Pria terhebat

9 3 8
                                    

"Aku akan terlambat menjemputmu, jangan kemana-mana, dan tunggu aku sejenak!"

Pesan singkat Nola terima disela penjelasan Guru tentang penjabaran turunan fungsi aljabar. Kombinasi huruf-huruf dan beberapa simbol yang pernah Nola jumpai berpuluh tahun lalu akhirnya ia jumpai kembali.

Perempuan itu menghela napas panjang dan mulai meletakkan dagunya di atas meja. Pandangannya tetap mengarah pada Guru mencoba memahami apa yang beliau sampaikan.

Ia tak dapat berbaring di ranjang empuknya dengan cepat siang ini. Harus menunggu Keil menjemputnya, padahal ia sudah merasa sangat ingin berbaring.

Senyum jahil terkembang di bibir mungilnya saat pandangannya terarah pada garis punggung Yosi yang setia memunggunginya. Tak mungkin bocah itu membalik badannya sesering mungkin saat jam pelajaran tiba walau ia mengaku sangat tertarik pada Nola.

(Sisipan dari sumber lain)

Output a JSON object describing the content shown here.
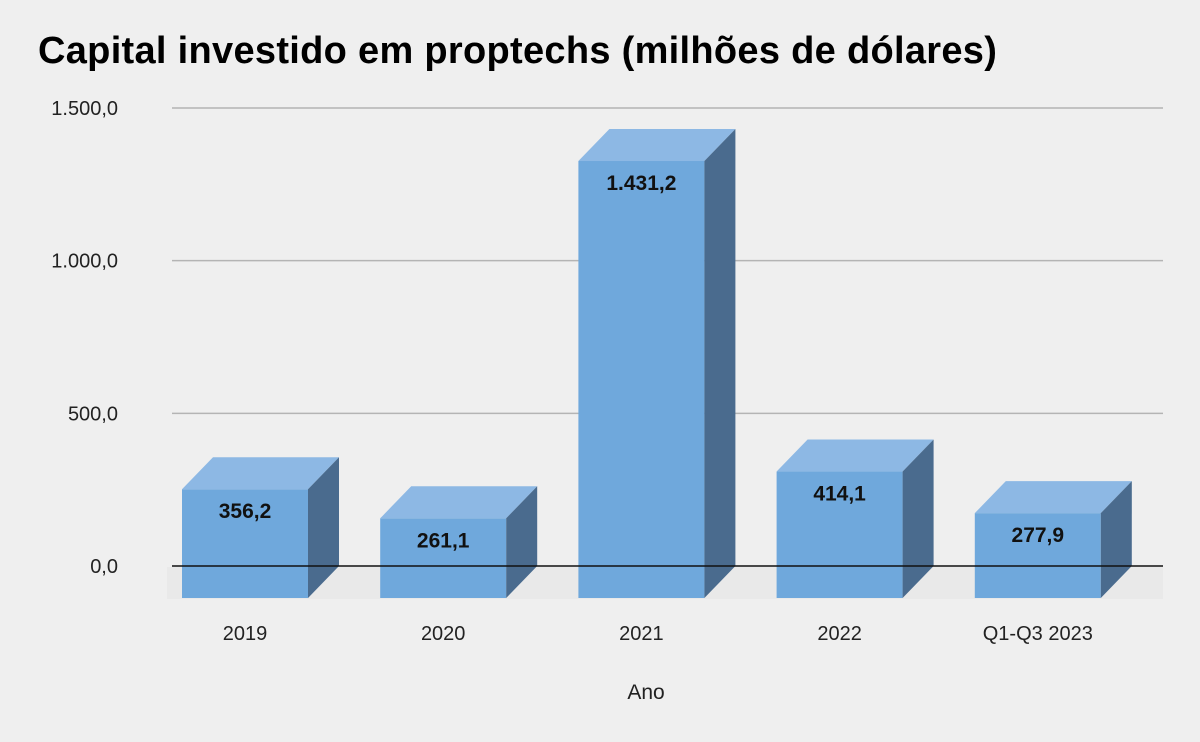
{
  "chart_data": {
    "type": "bar",
    "title": "Capital investido em proptechs (milhões de dólares)",
    "xlabel": "Ano",
    "ylabel": "",
    "categories": [
      "2019",
      "2020",
      "2021",
      "2022",
      "Q1-Q3 2023"
    ],
    "values": [
      356.2,
      261.1,
      1431.2,
      414.1,
      277.9
    ],
    "value_labels": [
      "356,2",
      "261,1",
      "1.431,2",
      "414,1",
      "277,9"
    ],
    "yticks": [
      0,
      500,
      1000,
      1500
    ],
    "ytick_labels": [
      "0,0",
      "500,0",
      "1.000,0",
      "1.500,0"
    ],
    "ylim": [
      0,
      1500
    ],
    "grid": true,
    "legend": "none",
    "style": "3d-column",
    "colors": {
      "front": "#6fa8dc",
      "top": "#8db8e4",
      "side": "#4a6b8e",
      "grid": "#b4b4b4",
      "baseline": "#111111",
      "background": "#efefef"
    }
  }
}
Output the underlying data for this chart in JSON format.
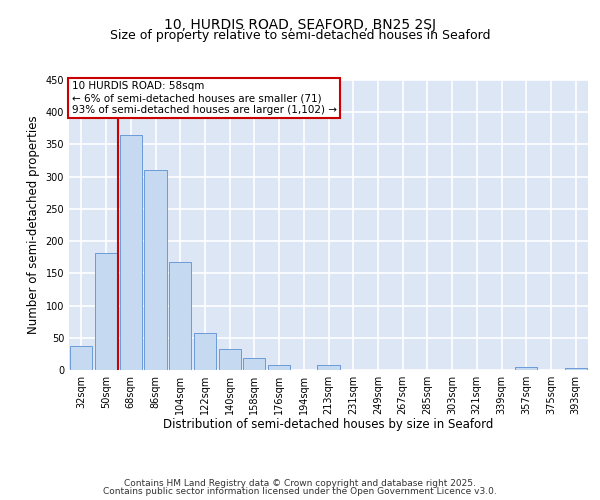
{
  "title1": "10, HURDIS ROAD, SEAFORD, BN25 2SJ",
  "title2": "Size of property relative to semi-detached houses in Seaford",
  "xlabel": "Distribution of semi-detached houses by size in Seaford",
  "ylabel": "Number of semi-detached properties",
  "categories": [
    "32sqm",
    "50sqm",
    "68sqm",
    "86sqm",
    "104sqm",
    "122sqm",
    "140sqm",
    "158sqm",
    "176sqm",
    "194sqm",
    "213sqm",
    "231sqm",
    "249sqm",
    "267sqm",
    "285sqm",
    "303sqm",
    "321sqm",
    "339sqm",
    "357sqm",
    "375sqm",
    "393sqm"
  ],
  "values": [
    38,
    181,
    365,
    311,
    168,
    58,
    33,
    19,
    8,
    0,
    7,
    0,
    0,
    0,
    0,
    0,
    0,
    0,
    4,
    0,
    3
  ],
  "bar_color": "#c5d9f1",
  "bar_edge_color": "#5b8fd4",
  "background_color": "#dce6f5",
  "grid_color": "#ffffff",
  "annotation_box_title": "10 HURDIS ROAD: 58sqm",
  "annotation_line1": "← 6% of semi-detached houses are smaller (71)",
  "annotation_line2": "93% of semi-detached houses are larger (1,102) →",
  "annotation_box_edge": "#cc0000",
  "vline_color": "#cc0000",
  "ylim": [
    0,
    450
  ],
  "yticks": [
    0,
    50,
    100,
    150,
    200,
    250,
    300,
    350,
    400,
    450
  ],
  "footer1": "Contains HM Land Registry data © Crown copyright and database right 2025.",
  "footer2": "Contains public sector information licensed under the Open Government Licence v3.0.",
  "title1_fontsize": 10,
  "title2_fontsize": 9,
  "tick_fontsize": 7,
  "axis_label_fontsize": 8.5,
  "footer_fontsize": 6.5,
  "ann_fontsize": 7.5
}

Nola memilih mengirim pesan pada Yosi dengan hati-hati. Sang penerima pesan menoleh sekejap padanya dengan tersenyum paksa. Namun, tetap terlihat manis.

"Mau main denganku sepulang sekolah?"

Satu kalimat Yosi terima dari Nola cukup membuatnya membelalakkan mata sekejap. Ia bergegas membalasnya tanpa berpikir dengan hati-hati pula.

"Boleh. Tapi? Apa dibawah pengawasan kakakmu? Itu sedikit menguji nyali."

Balasan kembali Nola kirim dengan pandangan yang tetap waspada pada guru.

"Tentu tidak, kakakku tak dapat menjemputku tepat waktu kali ini. Kita bisa main dahulu."

"Lalu bagaimana kalau kakakmu datang saat Kau tak berada di sekolah? Itu akan menjadi bencana besar." Balas Yosi.

"Biar aku yang mengurusnya. Kau tenang saja. Aku hanya butuh jawaban iya atau tidak, jadi bagaimana?"

Sedikit berpikir akhirnya Yosi membalas dan manerima ajakan perempuan yang berada di belakangnya.

Kesepakatan mereka dapatkan, sedetik kemudian mereka saling tersenyum singkat.

~~

Hiruk pikuk aktivitas di sebuah pasar tradisional membuat Nola dan Yosi larut dalam kebahagiaan. Sesekali senyum bahagia terukir dari kedua bibir mereka saat melihat apa yang menurut mereka menarik perhatian mereka melupakan ancaman yang menghadang, kemurkaan Keil.

Stan penjaja mie ayam bakso adalah tempat mereka melepas rasa lapar setelah lelah berjalan. Dua porsi Mie ayam bakso sudah tersaji di hadapan mereka beberapa menit setelah mereka memesannya. Kepulan asap dan aroma yang menguar membuat mulut mungil Nola tak sabar ingin melahapnya.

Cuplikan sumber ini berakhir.